В это время Хунхуз споткнулся, громко звякнув подковой. Анна натянула поводья. Она держалась в седле непринуждённо, как и три месяца назад, и, казалось, не было оснований тревожиться за неё в пути, но Уваров вдруг спрыгнул со своего коня и, забегая ей вперед, крикнул:
— Стой, Анна Сергеевна! Расковался твой разбойник!
Уваров подошёл к Хунхузу, сильной рукой захватил его ногу, поднял её и снял подкову, заломившуюся в сторону на одном гвозде.
— Может, возьмёшь на счастье? — пошутил он.
— Давай! — сказала Анна. — Я ведь и вправду суеверная. Не очень, а так чуть-чуть. Во всяком случае, все бабьи сплетни-присказки на памяти у меня... заговоры, привораживания, отгадки всякие... Слова-то, Уваров, какие подбирались! У меня бабушка слыла мастерицей зубы заговаривать, кровь останавливала, — продолжала Анна, выждав, когда Уваров сел на свою лошадь и двинулся рядом. — Помню, мне лет десять тогда было, принесли к нам из тайги охотника-медвежатника. Такой статный детина, добрый молодец, о таких только в песнях поют... А медведь поломал его страшно и кудри вместе с кожей спустил ему на лицо. Крови под носилками — целая лужа... а бабка вышла в сенки, глянула да и говорит: «Моё дело — кровь останавливать, а коли она вытекла, я над ней не властна». Он, охотник-то, тут же в сенках и умер.
— Ну? — спросил Уваров, с тревогой поглядывая на Анну.

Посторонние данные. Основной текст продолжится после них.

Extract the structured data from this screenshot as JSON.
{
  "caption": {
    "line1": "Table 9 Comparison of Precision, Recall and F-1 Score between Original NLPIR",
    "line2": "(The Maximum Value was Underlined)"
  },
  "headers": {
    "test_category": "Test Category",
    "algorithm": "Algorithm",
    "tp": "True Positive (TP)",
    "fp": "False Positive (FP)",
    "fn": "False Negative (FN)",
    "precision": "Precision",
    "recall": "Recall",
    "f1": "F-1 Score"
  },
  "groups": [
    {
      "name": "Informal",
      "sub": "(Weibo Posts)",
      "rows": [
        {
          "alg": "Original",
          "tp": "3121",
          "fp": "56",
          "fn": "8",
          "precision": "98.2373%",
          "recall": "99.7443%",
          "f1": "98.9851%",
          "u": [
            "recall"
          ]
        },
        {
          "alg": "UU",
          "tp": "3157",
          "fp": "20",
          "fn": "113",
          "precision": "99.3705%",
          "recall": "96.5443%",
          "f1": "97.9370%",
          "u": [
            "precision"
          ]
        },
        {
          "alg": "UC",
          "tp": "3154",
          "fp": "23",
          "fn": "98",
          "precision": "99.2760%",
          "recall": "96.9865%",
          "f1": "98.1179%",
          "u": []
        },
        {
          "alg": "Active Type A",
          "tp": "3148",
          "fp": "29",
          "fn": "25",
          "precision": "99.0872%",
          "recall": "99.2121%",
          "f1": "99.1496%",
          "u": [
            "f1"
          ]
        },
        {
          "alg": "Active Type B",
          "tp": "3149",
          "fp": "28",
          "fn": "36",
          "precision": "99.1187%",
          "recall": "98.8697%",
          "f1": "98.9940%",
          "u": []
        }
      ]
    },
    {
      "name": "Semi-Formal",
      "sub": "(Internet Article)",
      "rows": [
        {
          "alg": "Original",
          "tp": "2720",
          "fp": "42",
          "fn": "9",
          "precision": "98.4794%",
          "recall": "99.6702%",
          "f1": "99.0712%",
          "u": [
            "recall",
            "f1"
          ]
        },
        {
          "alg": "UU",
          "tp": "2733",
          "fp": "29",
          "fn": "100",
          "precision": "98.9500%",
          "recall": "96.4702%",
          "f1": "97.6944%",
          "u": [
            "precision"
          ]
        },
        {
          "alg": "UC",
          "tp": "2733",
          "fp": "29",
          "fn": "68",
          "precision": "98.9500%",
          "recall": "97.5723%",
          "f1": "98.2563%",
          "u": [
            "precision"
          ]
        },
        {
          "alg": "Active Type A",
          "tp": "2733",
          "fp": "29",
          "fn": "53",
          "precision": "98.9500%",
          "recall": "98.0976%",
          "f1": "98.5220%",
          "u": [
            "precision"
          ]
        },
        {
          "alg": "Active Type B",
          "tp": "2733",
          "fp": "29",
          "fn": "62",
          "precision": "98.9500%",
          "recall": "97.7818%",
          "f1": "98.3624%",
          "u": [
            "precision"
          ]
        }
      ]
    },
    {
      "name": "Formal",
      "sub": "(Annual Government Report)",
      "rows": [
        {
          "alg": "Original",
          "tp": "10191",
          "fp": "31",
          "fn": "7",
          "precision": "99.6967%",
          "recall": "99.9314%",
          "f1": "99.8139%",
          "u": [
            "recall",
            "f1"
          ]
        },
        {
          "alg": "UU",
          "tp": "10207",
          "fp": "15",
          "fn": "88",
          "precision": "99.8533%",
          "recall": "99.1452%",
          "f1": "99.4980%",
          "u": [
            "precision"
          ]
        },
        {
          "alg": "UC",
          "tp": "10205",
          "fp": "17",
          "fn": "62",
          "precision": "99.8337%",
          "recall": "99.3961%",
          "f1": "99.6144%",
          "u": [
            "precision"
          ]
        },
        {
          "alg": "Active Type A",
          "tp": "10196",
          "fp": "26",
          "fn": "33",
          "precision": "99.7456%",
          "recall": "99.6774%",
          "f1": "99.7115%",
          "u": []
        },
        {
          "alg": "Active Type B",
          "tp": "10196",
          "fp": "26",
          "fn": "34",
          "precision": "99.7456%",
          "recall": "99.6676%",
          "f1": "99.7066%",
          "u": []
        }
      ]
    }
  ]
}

— Ну, я, девчонка, испугалась, конечно. Ночью у меня озноб сделался и сон пропал. Этот охотник у нас бывал иногда и всегда посмеивался: «Подрастёшь, Анна, — замуж возьму». Дома дразнили меня невестой... И вот лежу я на печке с бабкой — на лавке одна спать побоялась, — сама плачу, дрожу вся. Жалко мне было охотника. Бабка меня с уголька взбрызнула, потом начала слова какие-то чудные наговаривать. И стало мне смешно, засмеялась я сквозь слёзы. А бабка говорит: «Ну, вот, теперь и его душеньке полегче. Не может душа терпеть, когда над её мертвым телом детские слёзы ночью проливаются. Слепнет она — душенька — и дорогу к райскому саду теряет». Интересная была у меня бабка, и так она верила во все эти присказки, что, слушая, не хочешь, да поверишь. Тогда же лечила она меня и от бессонницы своими, особенными словами...
— И действовало? — спросил, улыбаясь, Уваров.
— Ещё как!
— А к чему ты о бабке вспомнила?
— Да вот подкова... Хотя нет, не подкова. Не раз я бабку свою вспоминала в последнее время. Думала... не зря они, наши бабушки, выдумывали всякую всячину. Когда! душа горит... хочется её полечить чем-нибудь... словом таким, за сердце хватающим. Они и верили. Им-то нельзя было не верить. Им-то ничего больше не оставалось. А у нас... — Анна круто осадила коня и повернула его обратно. — Смотри, Илья, — сказала она.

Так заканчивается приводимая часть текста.